GERBER POULTRY- 60 YEARS AND STILL THRIVING
The only commercial all natural, antibiotic free chicken raised in Ohio, Gerber's Amish Farm Chicken comes from 125 family farms to your table. Processed in Kidron, the chickens are raised in the Amish farmland within a 45 mile radius of the processing facility. Mike Gerber, president, says, "In order to compete with the poultry giants Gerber's Poultry has successfully carved a niche as a supplier of premium quality chicken that is antibiotic free, gluten free and contains no artificial ingredients."
Gerber Poultry has maintained its niche, and its business continues to grow, due in large part to the integrity of its product and its claims. Every claim on the Gerber's Amish Farm Chicken package is supported by internal checks, records and third party audits. When customers buy Gerber's Amish Farm Chicken they are not only buying a product that tastes absolutely wonderful, but a product that can be trusted.
Gerber Poultry, Inc. had its beginnings sixty years ago when Dwight and Melva Gerber started a small produce and fresh dressed chicken delivery business. "Dad's slogan was 'Quality worth crowing about'", said Mike Gerber, "and it was a goal he strived to reach in every one of the 75 chickens our family hand processed each day." From that simple enterprise Gerber Poultry has grown into a company producing premium chicken products that are distributed throughout a fifteen state area. Gerber Poultry is still family owned and now run by Dwight & Melva's two sons, Mike, Tim, and daughter, Susan.
Approximately 380,000 chicks are hatched each week for delivery to area farms. "Not only do Gerber chickens grow on small family farms, they are also raised naturally in spacious barns with seasonal natural light, fresh air, fresh water and nutritious feed year round", Mike said. "Our Gerber's Amish Farm Chickens are never fed antibiotics, animal by-products or artificial ingredients."
For the last year and a half Gerber Poultry has been working with a nationally recognized humane animal care group to achieve third party humane certification. Gerber has always been committed to caring for its chickens. Though Gerber's farm care already met most of the humane standards, achieving humane certification has required the development of documentation and traceability programs that meet a humane audit's requirements. Gerber has been operating following humane standards and expects to be officially certified humane sometime in 2012.
The Gerber Poultry processing facility is a modern, ever changing and improving operation designed to produce safe, premium quality chicken products from the chickens raised on the farms under Gerber's care. Meeting and exceeding all USDA food safety standards, Gerber's Amish Farm Chicken quality standards surpass USDA Grade 'A' criteria and is demonstrably as safe and good as any organic brand.
What is seen in and on the package, in grocery displays and on the menus of choice restaurants is the final result of the efforts of hundreds of individuals, both employees of Gerber Poultry and companies with whom Gerber regularly does business. What is not seen is humane handling, good stewardship to clean and conserve water, a move to recyclable shipping cases, scientific research and application to produce absolutely safe chicken products and strong employee relationships. Also not seen on the package is Gerber's support of the local Amish farming community. "The Amish family works together to care for the chickens, holding to their traditional standards of family life," Mike explained. Even though Gerber Poultry is all about chicken, it is the chicken that gives the company the means to support the local community and to be a good neighbor.

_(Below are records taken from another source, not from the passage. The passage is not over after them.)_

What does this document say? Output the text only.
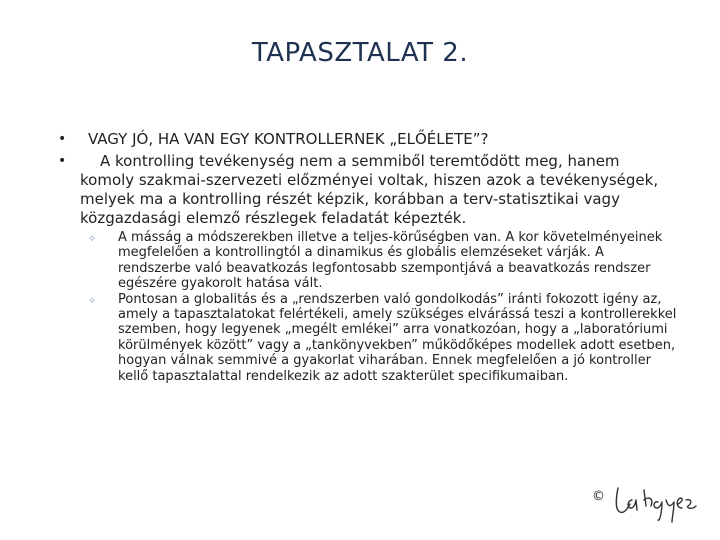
TAPASZTALAT 2.
• VAGY JÓ, HA VAN EGY KONTROLLERNEK „ELŐÉLETE”?
•	A kontrolling tevékenység nem a semmiből teremtődött meg, hanem komoly szakmai-szervezeti előzményei voltak, hiszen azok a tevékenységek, melyek ma a kontrolling részét képzik, korábban a terv-statisztikai vagy közgazdasági elemző részlegek feladatát képezték.
✧ A másság a módszerekben illetve a teljes-körűségben van. A kor követelményeinek megfelelően a kontrollingtól a dinamikus és globális elemzéseket várják. A rendszerbe való beavatkozás legfontosabb szempontjává a beavatkozás rendszer egészére gyakorolt hatása vált.
✧ Pontosan a globalitás és a „rendszerben való gondolkodás” iránti fokozott igény az, amely a tapasztalatokat felértékeli, amely szükséges elvárássá teszi a kontrollerekkel szemben, hogy legyenek „megélt emlékei” arra vonatkozóan, hogy a „laboratóriumi körülmények között” vagy a „tankönyvekben” működőképes modellek adott esetben, hogyan válnak semmivé a gyakorlat viharában. Ennek megfelelően a jó kontroller kellő tapasztalattal rendelkezik az adott szakterület specifikumaiban.
©
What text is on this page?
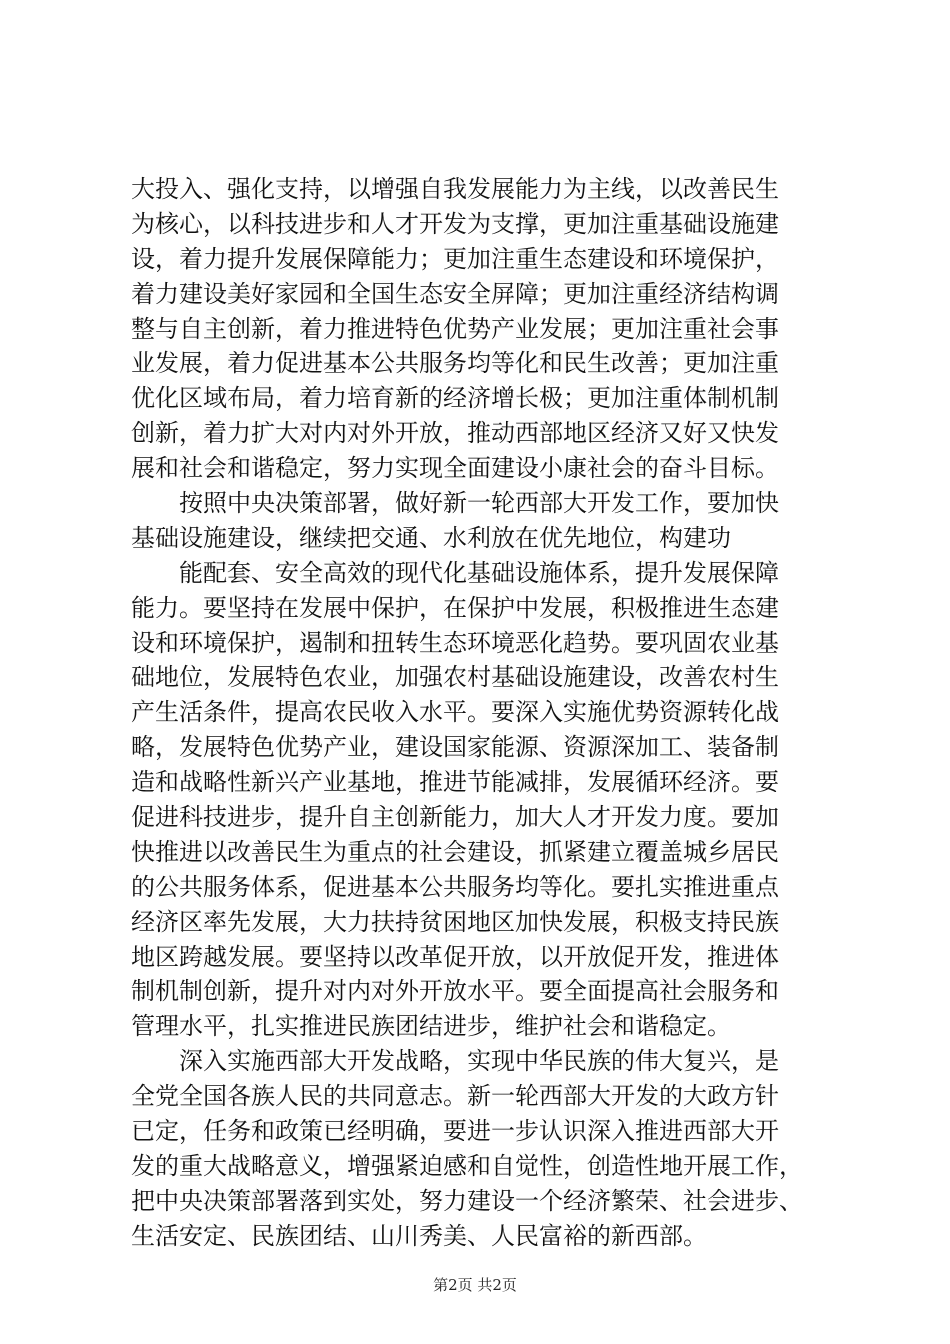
大投入、强化支持，以增强自我发展能力为主线，以改善民生
为核心，以科技进步和人才开发为支撑，更加注重基础设施建
设，着力提升发展保障能力；更加注重生态建设和环境保护，
着力建设美好家园和全国生态安全屏障；更加注重经济结构调
整与自主创新，着力推进特色优势产业发展；更加注重社会事
业发展，着力促进基本公共服务均等化和民生改善；更加注重
优化区域布局，着力培育新的经济增长极；更加注重体制机制
创新，着力扩大对内对外开放，推动西部地区经济又好又快发
展和社会和谐稳定，努力实现全面建设小康社会的奋斗目标。
　　按照中央决策部署，做好新一轮西部大开发工作，要加快
基础设施建设，继续把交通、水利放在优先地位，构建功
　　能配套、安全高效的现代化基础设施体系，提升发展保障
能力。要坚持在发展中保护，在保护中发展，积极推进生态建
设和环境保护，遏制和扭转生态环境恶化趋势。要巩固农业基
础地位，发展特色农业，加强农村基础设施建设，改善农村生
产生活条件，提高农民收入水平。要深入实施优势资源转化战
略，发展特色优势产业，建设国家能源、资源深加工、装备制
造和战略性新兴产业基地，推进节能减排，发展循环经济。要
促进科技进步，提升自主创新能力，加大人才开发力度。要加
快推进以改善民生为重点的社会建设，抓紧建立覆盖城乡居民
的公共服务体系，促进基本公共服务均等化。要扎实推进重点
经济区率先发展，大力扶持贫困地区加快发展，积极支持民族
地区跨越发展。要坚持以改革促开放，以开放促开发，推进体
制机制创新，提升对内对外开放水平。要全面提高社会服务和
管理水平，扎实推进民族团结进步，维护社会和谐稳定。
　　深入实施西部大开发战略，实现中华民族的伟大复兴，是
全党全国各族人民的共同意志。新一轮西部大开发的大政方针
已定，任务和政策已经明确，要进一步认识深入推进西部大开
发的重大战略意义，增强紧迫感和自觉性，创造性地开展工作，
把中央决策部署落到实处，努力建设一个经济繁荣、社会进步、
生活安定、民族团结、山川秀美、人民富裕的新西部。
第2页 共2页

Gerber Poultry has had a remarkable history and, after 60 years, is making plans for what the company will look like in its' 70th, 75th and even 100th years. How is it that what began as a simple means for a husband and wife to support a small family has grown into a business that supports the families of over 350 employees, 125 family farms and dozens of local businesses? "What has given Gerber Poultry its staying power? Consistency is important and we have excellent managers and now the third generation of family members actively involved in various areas of the company. Working together and supporting each other, we are all committed to the quality and integrity of our products. This earns and secures customer satisfaction," Mike shared. "That commitment to integrity was present in my father and it is present today."
In the past 60 years Gerber Poultry has seen good economic times and bad. The company has survived two absolutely devastating fires, one in 1987 and one in 1997. Those were times that the Gerbers wondered whether they should even try to continue. But they did continue, partly out of a sense of not wanting to quit, partly out of a sense of responsibility to the many families and customers dependent on the company, but mostly because of a certainty that they were following God's direction to pursue this endeavor. The Gerbers continue today with a sense of God's pleasure and blessing in what they are doing; not because they are good but because God is merciful.
Gerber Poultry is much larger than the home business Dwight and Melva started in 1952. But, with production numbers nearly 1,000 times greater that the original
seventy-five head a day, Gerber Poultry customers, according to Mike, "...can still expect to receive the same quality of chicken as that grown on Grandma and Grandpa's
farm and chicken that will taste like chicken should."